Daily Report 20.03.2019
Објавено: 20. 03. 2019


EIB: Political stability a must for all investors
Political stability in a country is a must for all investors, says Dubravka Negre, head of the European Investment Bank (EIB) regional office for the Western Balkans, expressing the hope the stability in Serbia will be maintained. Speaking to the RTS, she announced the EIB would set aside more funds for Serbian SMEs. Recalling that the EIB had been active in the region since 2001, she said the bank's investments had increased by 1 bln euros in 2018, with half of the funds going to Serbia as the region's largest country.
Izvor: Tanjug

Country’s budget saw 22.2 bln dinar surplus instead of deficit in two months 2019
Serbia recorded a 22.2 bln dinar (1 euro = 118 dinars) surplus instead of a planned 3.5 bln dinar deficit in the first two months of 2019, State Secretary at the Ministry of Finance Gojko Stanivukovic said Monday.
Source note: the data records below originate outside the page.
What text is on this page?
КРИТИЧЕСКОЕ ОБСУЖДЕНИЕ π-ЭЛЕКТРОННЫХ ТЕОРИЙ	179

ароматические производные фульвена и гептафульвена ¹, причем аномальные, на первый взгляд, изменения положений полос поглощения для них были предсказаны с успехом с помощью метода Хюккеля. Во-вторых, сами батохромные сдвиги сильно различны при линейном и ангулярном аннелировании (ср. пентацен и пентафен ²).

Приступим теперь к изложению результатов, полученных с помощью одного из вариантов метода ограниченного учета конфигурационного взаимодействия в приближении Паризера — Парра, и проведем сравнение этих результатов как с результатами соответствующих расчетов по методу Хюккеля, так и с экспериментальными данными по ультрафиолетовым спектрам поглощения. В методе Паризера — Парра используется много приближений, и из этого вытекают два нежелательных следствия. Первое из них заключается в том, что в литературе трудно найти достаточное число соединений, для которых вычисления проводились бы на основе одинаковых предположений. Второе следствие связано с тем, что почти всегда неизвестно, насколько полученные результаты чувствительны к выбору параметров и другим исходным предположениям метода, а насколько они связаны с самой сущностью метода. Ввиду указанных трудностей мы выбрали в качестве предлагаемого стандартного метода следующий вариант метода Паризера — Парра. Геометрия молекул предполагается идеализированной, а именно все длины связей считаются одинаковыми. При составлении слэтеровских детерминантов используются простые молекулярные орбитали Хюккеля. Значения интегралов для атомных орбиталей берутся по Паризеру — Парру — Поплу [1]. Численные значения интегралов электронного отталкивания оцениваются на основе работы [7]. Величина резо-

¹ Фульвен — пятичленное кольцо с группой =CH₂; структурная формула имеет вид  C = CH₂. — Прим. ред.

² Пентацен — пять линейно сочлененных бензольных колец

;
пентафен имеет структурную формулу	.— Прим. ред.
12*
At a third meeting of the Dialogue on the Public Finance Management Policy, Stanivukovic said the debt-to-GDP ratio had dropped from 71.2 pct in 2015 to 50.4 pct at the end of February this year. Speaking about fiscal goals for the period to come, he said achieving relatively low fiscal deficits amounting to 0.5 pct of GDP made it possible to reduce the public debt to below 50 pct of GDP.
Source: Tanjug

VW mulls moving Ukrainian factory to Serbia
Volkswagen is considering the relocation to Serbia of the manufacturing plant it currently operates in Ukraine's Solomonovo, Belgrade-based media reported. "Due to the situation in that country, the expected results have never been achieved. The potential arrival of Volkswagen would be a fantastic news for our country and economy," Vecernje Novosti daily quoted Milenko Kostic, owner of the general importer of Skoda cars to Serbia, Auto Cacak, as saying on Monday. The Solomonovo car factory in Ukraine is currently producing the Audi A4, Audi A6, Skoda Fabia, Skoda Octavia, SEAT Leon, SEAT Altea and SEAT Toledo models.
Izvor: SeeNews


Dow snaps 4-day winning streak as Apple falls and trade worries flare up again, Autos stocks lead gains as European markets move higher, Danske Bank shares dive
The Dow Jones Industrial Average closed lower for the first time in five days on Tuesday, led by declines in Apple, while investors puzzled over conflicting reports over the progress of U.S.-China trade negotiations. The 30-stock Dow fell 26.72 points to 25,887.38. Apple was among the worst performers in the index, sliding 0.8 percent. The S&P 500 ended the day just below breakeven at 2,832.57 while the Nasdaq Composite closed 0.1 percent higher at 7,723.95. Both the S&P 500 and Nasdaq rose as much as 0.7 percent while the Dow traded nearly 200 points higher at its session high.
Stocks started to roll over after Bloomberg News reported, citing people familiar with the matter, that U.S. officials are worried China may be pushing back against U.S. demands in the countries’ ongoing trade talks. The report also said Chinese negotiators are worried they have not received assurances that tariffs imposed on Chinese goods would be lifted once a deal is struck.
European stocks were higher Tuesday morning, as investors monitored heightened Brexit uncertainty and awaited the Federal Reserve’s latest monetary policy meeting. The pan-European Stoxx 600 closed up provisionally 0.62 percent higher during afternoon deals, with most sectors and major bourses in positive territory.
Europe’s autos stocks led the gains, up more than 2.4 percent after French daily Los Echos reported on Monday that the Peugeot family could favor Fiat Chrysler as a candidate for possible consolidation operations. Shares of Fiat Chrysler jumped more than 5 percent on the news. Faurecia, Porsche and Daimler were also firmly higher.
Looking at individual stocks, Denmark’s Danske Bank tumbled toward the bottom of the European benchmark on Tuesday. It comes after two U.S. law firms filed a lawsuit against the lender on behalf of institutional investors over a 200 billion euro ($227 billion) money laundering scandal. Shares of the Copenhagen-listed stock fell over 5.5 percent.